If you want to turn it into a fixed scale, determine what would be a 25% for each of those characters. Keeping things flexible and relative is a much simpler way to run things and there's a lot less math and spreadsheets involved.
 


But hard for whom? That's the question, isn't it? Do we set difficulties for:
"Hard" for someone who is "good", that was in the OP. ;)
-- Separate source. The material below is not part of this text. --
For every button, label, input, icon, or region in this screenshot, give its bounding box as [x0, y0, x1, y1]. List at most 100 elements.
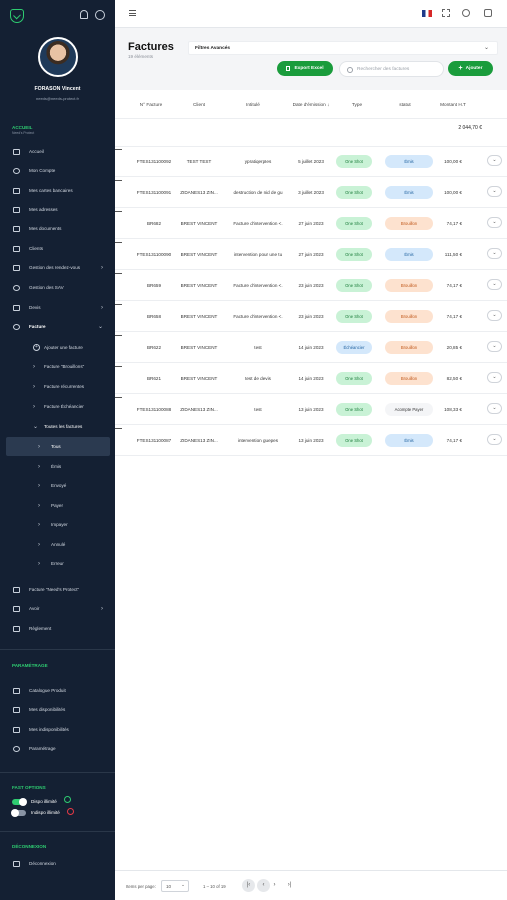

You have to decide for yourself (which is why I left it open-ended) what constitutes "good" (what modifier total) and what DC would be "hard" for that individual. Once you make those choices, you get the % chance and vote.

Now, you can do it the other direction as well:

For instance, given for most PCs the range is -1 (ability score 8) to +17 (ability score 20, tier 4, expertise), you might decide someone is "good" at +8. They aren't great (maybe +10-12) or incredible (+13 or whatever...), and they are better than someone who is decent (maybe just +5?).

It is entirely subjective, of course.

Then, you think: "How likely should someone who is good succeed at a difficult task?" Perhaps 35%? 50%? 65%? 90%?

Again, entirely subjective and you have to decide for yourself.

Doing a bit of algebra will then decide the DC. In the example above, if you are +8 and want a 35% chance of success. Well, 35% is a roll of 14 or better, adding 8 makes the DC 22. Hmm... is that too high? Maybe, maybe not...

50% would be DC 19, 65% would be DC 16, and 90% would be just DC 11!

So, what seems most "right" to you? Is "good" +8? Is "difficult" DC 22, 19, 16, or 11? And of course, ultimately, what are then their chances? :)

You can go as in-depth in your thinking or just go with your gut on what feels like the chance should be for someone good doing something difficult.
 


The next question is, what counts as "good"?

(I'm not quoting anyone because it's an open question).
You have to decide for yourself (which is why I left it open-ended) what constitutes "good" (what modifier total)
For instance, given for most PCs the range is -1 (ability score 8) to +17 (ability score 20, tier 4, expertise), you might decide someone is "good" at +8. They aren't great (maybe +10-12) or incredible (+13 or whatever...), and they are better than someone who is decent (maybe just +5?).